LGV-benis-2.jpgBenis 1 

Sylvia Pinel député et conseillère régionale est candidate aux élections cantonales sur Castelsarrasin et elle était à Bénis le 10 mars pour révéler qu’elle est bien placée pour frapper aux portes et que sa hotte de promesses est largement pleine. Or aujourd’hui, tout citoyen un peu informé sait qu’il n’y a de promesse possible qu’avec, en vis-à-vis, la colonne des recettes.

Nous aurions pu penser que la baisse connue des rentrées fiscales, largement dénoncée par Madame Pinel, entraînerait un peu plus de modestie en matière de promesses, mais il n’en a rien été.

Dans ce quartier, la ligne à grande vitesse est un sujet qui s’impose vu son tracé. Les promesses n’ont pas manqué là aussi : le Conseil général ne paiera le Bordeaux-Tours que si le tracé sur Bénis et ailleurs dans le Tarn-et-Garonne est le moins impactant possible. Comme d’autres départements, il serait plus simple de ne pas payer cette dépense qui ne concerne pas le Tarn-et-Garonne, mais il a été décidé par Jean-Michel Baylet de l’utiliser comme menace. Jusqu’à présent aucune des menaces du président du Conseil général ne s’est traduite dans les faits, sauf les reports, et la phraséologie qui va avec. L’échec le plus patent concerne le lieu d’implantation de la nouvelle gare qui ne sera pas sur la base logistique de Montbartier comme espéré.

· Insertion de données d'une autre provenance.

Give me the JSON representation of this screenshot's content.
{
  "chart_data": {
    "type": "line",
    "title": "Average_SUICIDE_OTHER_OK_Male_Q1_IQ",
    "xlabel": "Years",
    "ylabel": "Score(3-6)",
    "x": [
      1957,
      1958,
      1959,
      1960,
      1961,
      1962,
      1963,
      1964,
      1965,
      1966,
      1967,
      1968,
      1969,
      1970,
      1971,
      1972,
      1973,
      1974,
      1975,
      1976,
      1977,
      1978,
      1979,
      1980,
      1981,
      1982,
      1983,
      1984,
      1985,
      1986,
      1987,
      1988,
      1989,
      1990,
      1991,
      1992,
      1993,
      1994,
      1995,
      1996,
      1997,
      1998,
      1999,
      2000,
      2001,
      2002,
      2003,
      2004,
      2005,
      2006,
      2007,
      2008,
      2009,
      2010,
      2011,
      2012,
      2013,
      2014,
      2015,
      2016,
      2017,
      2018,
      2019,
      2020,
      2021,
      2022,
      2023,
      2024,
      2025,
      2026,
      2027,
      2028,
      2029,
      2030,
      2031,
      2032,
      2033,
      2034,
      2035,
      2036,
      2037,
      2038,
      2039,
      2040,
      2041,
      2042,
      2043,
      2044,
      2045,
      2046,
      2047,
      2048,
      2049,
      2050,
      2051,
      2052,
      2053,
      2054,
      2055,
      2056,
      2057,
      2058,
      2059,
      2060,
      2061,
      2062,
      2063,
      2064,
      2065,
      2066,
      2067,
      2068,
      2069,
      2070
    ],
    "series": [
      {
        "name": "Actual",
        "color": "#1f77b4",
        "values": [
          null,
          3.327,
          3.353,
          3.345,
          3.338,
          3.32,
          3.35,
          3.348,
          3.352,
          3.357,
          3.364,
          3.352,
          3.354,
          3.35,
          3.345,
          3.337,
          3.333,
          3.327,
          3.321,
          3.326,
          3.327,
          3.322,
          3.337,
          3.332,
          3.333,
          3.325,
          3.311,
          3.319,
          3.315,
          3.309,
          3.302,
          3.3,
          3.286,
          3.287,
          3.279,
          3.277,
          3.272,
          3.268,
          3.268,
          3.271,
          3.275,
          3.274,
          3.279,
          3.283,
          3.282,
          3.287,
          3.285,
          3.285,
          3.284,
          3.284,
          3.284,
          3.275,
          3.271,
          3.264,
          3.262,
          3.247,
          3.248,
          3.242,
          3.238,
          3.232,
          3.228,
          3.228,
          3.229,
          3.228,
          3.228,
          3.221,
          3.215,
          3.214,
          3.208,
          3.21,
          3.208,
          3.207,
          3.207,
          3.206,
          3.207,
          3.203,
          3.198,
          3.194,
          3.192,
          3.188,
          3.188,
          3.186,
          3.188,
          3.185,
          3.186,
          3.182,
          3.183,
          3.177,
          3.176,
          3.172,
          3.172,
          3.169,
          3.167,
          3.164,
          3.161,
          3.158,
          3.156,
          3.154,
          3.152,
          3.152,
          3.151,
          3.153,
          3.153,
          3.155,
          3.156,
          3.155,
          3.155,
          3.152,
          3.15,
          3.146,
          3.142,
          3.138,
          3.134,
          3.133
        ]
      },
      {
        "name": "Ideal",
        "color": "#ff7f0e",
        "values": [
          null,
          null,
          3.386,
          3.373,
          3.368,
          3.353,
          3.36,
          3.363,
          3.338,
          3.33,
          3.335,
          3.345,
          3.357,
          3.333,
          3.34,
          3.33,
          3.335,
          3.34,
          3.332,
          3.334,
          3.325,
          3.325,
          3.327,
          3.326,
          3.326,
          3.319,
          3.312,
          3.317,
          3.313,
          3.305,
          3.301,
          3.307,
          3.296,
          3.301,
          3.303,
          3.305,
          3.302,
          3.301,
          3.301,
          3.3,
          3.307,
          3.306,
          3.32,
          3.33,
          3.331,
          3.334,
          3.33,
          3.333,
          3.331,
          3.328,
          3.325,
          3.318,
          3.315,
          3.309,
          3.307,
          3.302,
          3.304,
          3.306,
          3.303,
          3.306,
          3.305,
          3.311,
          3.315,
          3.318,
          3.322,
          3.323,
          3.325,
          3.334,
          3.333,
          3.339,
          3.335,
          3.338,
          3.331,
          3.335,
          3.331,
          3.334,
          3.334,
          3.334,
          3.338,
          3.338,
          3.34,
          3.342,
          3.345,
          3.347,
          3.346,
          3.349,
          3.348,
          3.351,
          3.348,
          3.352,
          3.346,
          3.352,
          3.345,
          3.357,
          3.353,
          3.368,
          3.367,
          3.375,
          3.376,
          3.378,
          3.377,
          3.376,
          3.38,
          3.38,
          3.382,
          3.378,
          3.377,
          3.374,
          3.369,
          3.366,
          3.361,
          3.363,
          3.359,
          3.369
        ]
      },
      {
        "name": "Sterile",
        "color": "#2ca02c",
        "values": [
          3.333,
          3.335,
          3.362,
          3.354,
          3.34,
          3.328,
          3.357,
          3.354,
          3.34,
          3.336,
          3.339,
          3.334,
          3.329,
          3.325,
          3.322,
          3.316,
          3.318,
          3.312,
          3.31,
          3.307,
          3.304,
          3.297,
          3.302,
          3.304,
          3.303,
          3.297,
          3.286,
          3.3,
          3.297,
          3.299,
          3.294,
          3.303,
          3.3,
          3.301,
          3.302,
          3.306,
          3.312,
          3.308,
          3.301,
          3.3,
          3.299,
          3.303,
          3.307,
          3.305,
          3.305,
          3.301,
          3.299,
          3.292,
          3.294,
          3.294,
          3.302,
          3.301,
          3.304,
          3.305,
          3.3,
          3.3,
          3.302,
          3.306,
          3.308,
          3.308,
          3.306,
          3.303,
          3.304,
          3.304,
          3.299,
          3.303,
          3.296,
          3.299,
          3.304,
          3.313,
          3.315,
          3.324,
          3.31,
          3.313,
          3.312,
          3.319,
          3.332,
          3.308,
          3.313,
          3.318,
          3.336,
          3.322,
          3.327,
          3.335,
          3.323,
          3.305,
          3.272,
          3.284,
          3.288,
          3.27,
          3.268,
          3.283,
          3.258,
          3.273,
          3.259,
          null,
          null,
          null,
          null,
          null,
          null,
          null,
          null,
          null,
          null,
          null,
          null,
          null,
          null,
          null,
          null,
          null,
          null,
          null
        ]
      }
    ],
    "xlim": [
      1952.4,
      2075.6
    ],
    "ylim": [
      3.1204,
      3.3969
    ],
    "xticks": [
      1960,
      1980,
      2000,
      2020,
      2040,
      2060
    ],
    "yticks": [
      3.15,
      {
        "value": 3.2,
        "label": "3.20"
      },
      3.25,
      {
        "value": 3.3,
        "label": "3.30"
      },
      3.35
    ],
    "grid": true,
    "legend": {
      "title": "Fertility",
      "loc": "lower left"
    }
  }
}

Trois membres du Collectif Val de Garonne ont profité de cette réunion pour demander publiquement quelques précisions. « S’il faut attendre un bon tracé pour que le Tarn-et-Garonne paie Bordeaux-Tours, ça nous ramène peut-être en décembre pour finaliser le financement de ce tronçon… ». Réponse : « Non pas du tout, sans doute à mai à juin ». Il y a donc deux calendriers qui se heurtent, celui de la définition du tracé seulement prévu pour fin décembre, et celui du financement de Bordeaux-Tours qui devient urgent. « Jean-Michel Baylet a eu des pressions énormes ». En fait, ça sera comme pour le fuseau qui devait être défini il y a déjà un an, et qui, dans la partie Pompignan St Jory, est toujours en discussion. Donc le report du vote sur le financement est seulement à des fins électorales… Ce qui ne signifie pas qu’il sera réglé demain !

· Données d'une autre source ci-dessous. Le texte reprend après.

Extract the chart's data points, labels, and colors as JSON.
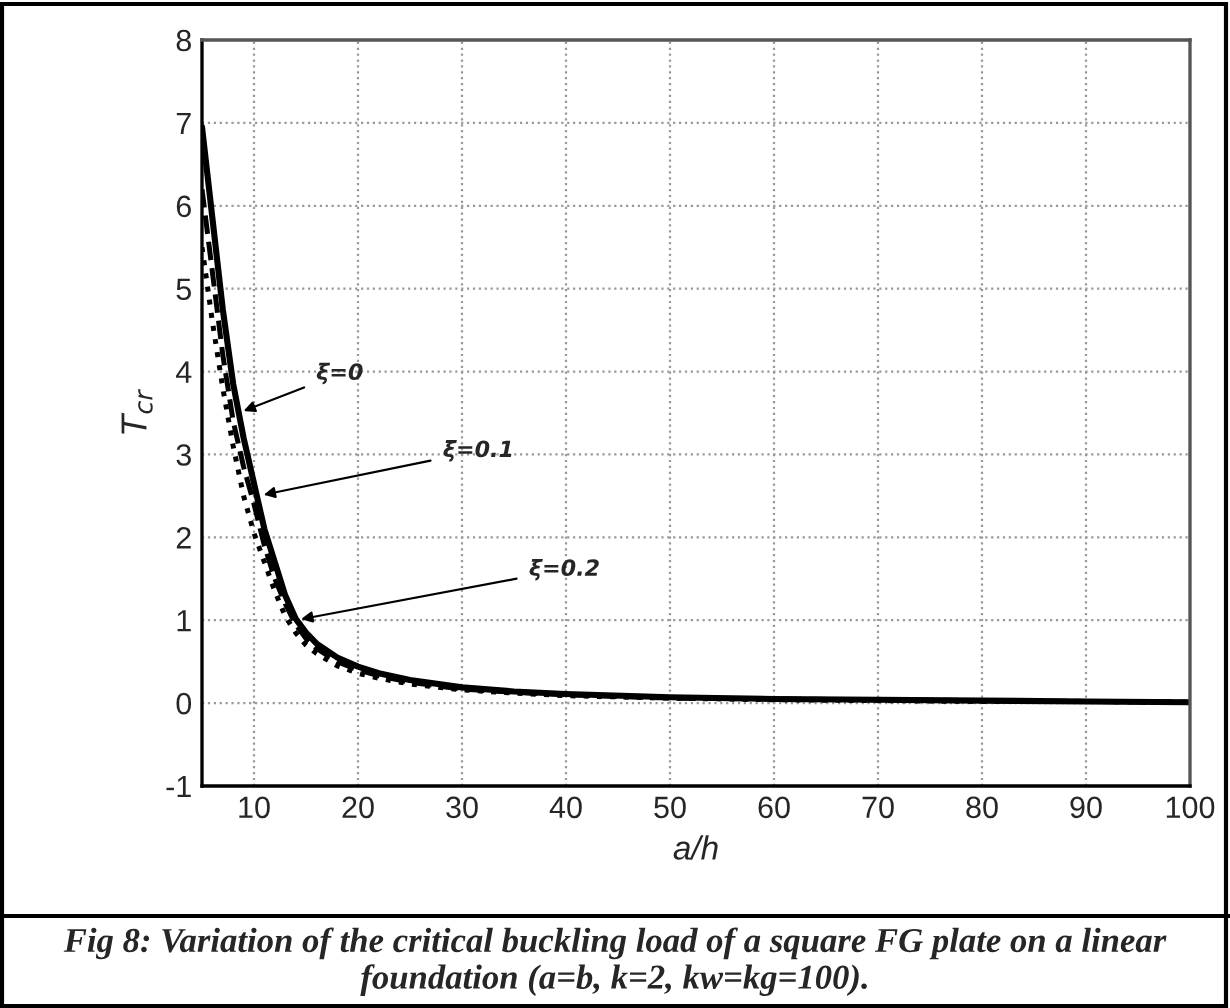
{
  "chart_data": {
    "type": "line",
    "xlabel": "a/h",
    "ylabel": "T$_{cr}$",
    "xlim": [
      5,
      100
    ],
    "ylim": [
      -1,
      8
    ],
    "xticks": [
      10,
      20,
      30,
      40,
      50,
      60,
      70,
      80,
      90,
      100
    ],
    "yticks": [
      -1,
      0,
      1,
      2,
      3,
      4,
      5,
      6,
      7,
      8
    ],
    "grid": true,
    "marker": "none",
    "x": [
      5,
      6,
      7,
      8,
      9,
      10,
      11,
      12,
      13,
      14,
      15,
      16,
      18,
      20,
      22,
      25,
      30,
      35,
      40,
      50,
      60,
      70,
      80,
      90,
      100
    ],
    "series": [
      {
        "color": "#000000",
        "line_style": "solid",
        "values": [
          6.95,
          5.85,
          4.75,
          3.85,
          3.2,
          2.65,
          2.1,
          1.7,
          1.3,
          1.02,
          0.85,
          0.72,
          0.55,
          0.44,
          0.36,
          0.28,
          0.19,
          0.14,
          0.11,
          0.07,
          0.05,
          0.04,
          0.03,
          0.02,
          0.01
        ]
      },
      {
        "color": "#000000",
        "line_style": "dashed",
        "values": [
          6.2,
          5.2,
          4.2,
          3.4,
          2.85,
          2.4,
          1.9,
          1.5,
          1.2,
          0.95,
          0.78,
          0.66,
          0.5,
          0.4,
          0.33,
          0.25,
          0.17,
          0.13,
          0.1,
          0.06,
          0.05,
          0.04,
          0.03,
          0.02,
          0.01
        ]
      },
      {
        "color": "#000000",
        "line_style": "dotted",
        "values": [
          5.5,
          4.6,
          3.8,
          3.1,
          2.5,
          2.05,
          1.7,
          1.35,
          1.05,
          0.85,
          0.7,
          0.6,
          0.45,
          0.36,
          0.3,
          0.23,
          0.16,
          0.12,
          0.09,
          0.06,
          0.04,
          0.03,
          0.02,
          0.02,
          0.01
        ]
      }
    ],
    "annotations": [
      {
        "text": "ξ=0",
        "x": 8.5,
        "y": 3.5
      },
      {
        "text": "ξ=0.1",
        "x": 10.4,
        "y": 2.5
      },
      {
        "text": "ξ=0.2",
        "x": 14,
        "y": 1.0
      },
      "Fig 8: Variation of the critical buckling load of a square FG plate on a linear foundation (a=b, k=2, kw=kg=100)."
    ]
  }
}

« Pourquoi ne pas faire comme Ségolène Royal en refusant le financement par les collectivités territoriales, cet investissement étant de la compétence de l’Etat ? » Là, la candidate a botté en touche : « elle n’était pas à Castelsarrasin dans une réunion électorale de Poitou-Charentes ». J’écris « botté en touche » car la question concernait l’hypothétique position qui pourrait être prise par le Conseil général, comme pour le Conseil régional. Les membres de Val de Garonne Lomagne sont courtois et ne sont donc pas revenus à la charge préférant poser une dernière question : « Quand on connait le déficit de RFF (28 milliards) quelles garanties avoir sur les fameuses compensations évoquées ? » La réponse fut l’inévitable référence au « Père Noël », je veux dire la référence à des moyens qui tomberont du ciel. Les autres questions du public porteront aussi sur la LGV et en particulier sur la photo du matériel de campagne de Sylvia Pinel. Des deux clichés en tête de cet article, lequel est celle utilisée par Sylvia Pinel ? Oui, c’est celui qui est tronquée, et c’est naturel car grâce à elle, grâce à Jean-Michel Baylet, grâce à leurs relations, la LGV passera à Bénis sans saccager le quartier. Nous continuons de penser que dans l’intérêt général, dans l’intérêt du train, il est encore possible de défendre le quartier en empêchant le projet des Pharaons et là oui, le saccage sera évité. Bref, une réunion de plus, très utile surtout si les promesses sont tenues, et nous serons là pour le vérifier les prochains mois.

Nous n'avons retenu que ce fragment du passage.